ASSUMTIONS IN THE FLOW:
-
each line of input file contains only one instruction
-
line may or may not contain any instruction at all
-
program starts at location counter "00000001" and runs at max till "01111111"
-
varriables/literals starts defining from address "10000001" and runs at max till "11111111"
-
when converting a line to object/machine instruction:
-
when no instruction is present, a blank line gets printed
-
in case of only label present in the line, even then a blank line is printed
-
when a proper instruction is found its equivalent code is printed
-
-
When a single valid standalone opcode is found the remaining bits are filled with "00000000"
The following Error have been handled:
-
Input/Output file can't be opened
-
Unsupported Character found
-
Invalid Varriable/Label/Opcode name
-
Mismatch in Opcode type and Operand supplied
-
Too Much Tokens(Opcode/Operand) supplied
-
Less Tokens(Opcode/Operand) supplied
-
Reserve name (Opcode) used as Symbol
-
Undefined Symbol
-
Bad Positioning of Label
-
End Statement Missing
-
Multiple Declaration for a Symbol
-
Forward Referencing of Varriables
-
Memory Unavailable for Varriable Declaration
-
Exhausted program memory
Note-
-
The main aim of Error Handling was to terminate program when an error is encoutered.
-
Two or more errors could be present when program terminats from a particular line.
-
The program terminates with any of these errors and in no case all.
-
As a result the error statement may seem uncontextual sometimes.

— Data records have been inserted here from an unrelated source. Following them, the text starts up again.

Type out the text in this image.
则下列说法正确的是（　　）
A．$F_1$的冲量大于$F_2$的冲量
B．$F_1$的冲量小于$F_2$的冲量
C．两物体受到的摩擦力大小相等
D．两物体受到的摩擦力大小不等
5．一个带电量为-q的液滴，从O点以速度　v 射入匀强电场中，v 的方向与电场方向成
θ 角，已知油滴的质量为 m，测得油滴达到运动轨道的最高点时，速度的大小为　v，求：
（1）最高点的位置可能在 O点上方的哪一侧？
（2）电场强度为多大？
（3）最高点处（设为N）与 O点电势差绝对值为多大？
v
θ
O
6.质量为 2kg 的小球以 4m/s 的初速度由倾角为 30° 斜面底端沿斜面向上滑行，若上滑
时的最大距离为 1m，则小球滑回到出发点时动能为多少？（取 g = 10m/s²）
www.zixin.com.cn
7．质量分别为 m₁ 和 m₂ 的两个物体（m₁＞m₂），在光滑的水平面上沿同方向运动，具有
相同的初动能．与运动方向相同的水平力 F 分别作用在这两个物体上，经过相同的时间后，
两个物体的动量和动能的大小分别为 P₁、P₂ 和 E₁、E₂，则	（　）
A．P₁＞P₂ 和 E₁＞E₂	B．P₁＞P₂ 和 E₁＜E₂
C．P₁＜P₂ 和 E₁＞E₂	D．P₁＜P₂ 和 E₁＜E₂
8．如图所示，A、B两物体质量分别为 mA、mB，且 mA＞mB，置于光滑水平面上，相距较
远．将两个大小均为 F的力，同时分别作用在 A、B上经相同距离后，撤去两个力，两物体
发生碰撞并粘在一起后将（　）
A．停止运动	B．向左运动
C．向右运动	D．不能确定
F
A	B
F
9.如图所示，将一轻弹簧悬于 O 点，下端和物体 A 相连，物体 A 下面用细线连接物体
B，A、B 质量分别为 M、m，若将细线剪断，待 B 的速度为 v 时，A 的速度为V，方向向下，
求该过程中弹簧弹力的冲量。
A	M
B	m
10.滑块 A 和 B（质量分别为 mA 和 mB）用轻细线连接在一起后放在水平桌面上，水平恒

Language and Version Support:
- C++17 support needed to run the program.
Method 1: Using executable program
Run the main.exe file.
Enter the file name containing assembly code.
The assembler will start working now.
Check the generated object/machine code in the produced output file.
Method 2: Using command prompt or terminal
Enter "g++ -std=c++17 driver.cpp -o main" (without quotes)
Enter "main" (without quotes)
Enter the file name containing assembly code.
The assembler will start working now.
Check the generated object/machine code in the produced output file.
Method 3: Using IDE
First check if C++17 is supported or not.
Complie and Run the "driver.cpp"
Enter the file name containing assembly code.
The assembler will start working now.
Check the generated object/machine code in the produced output file.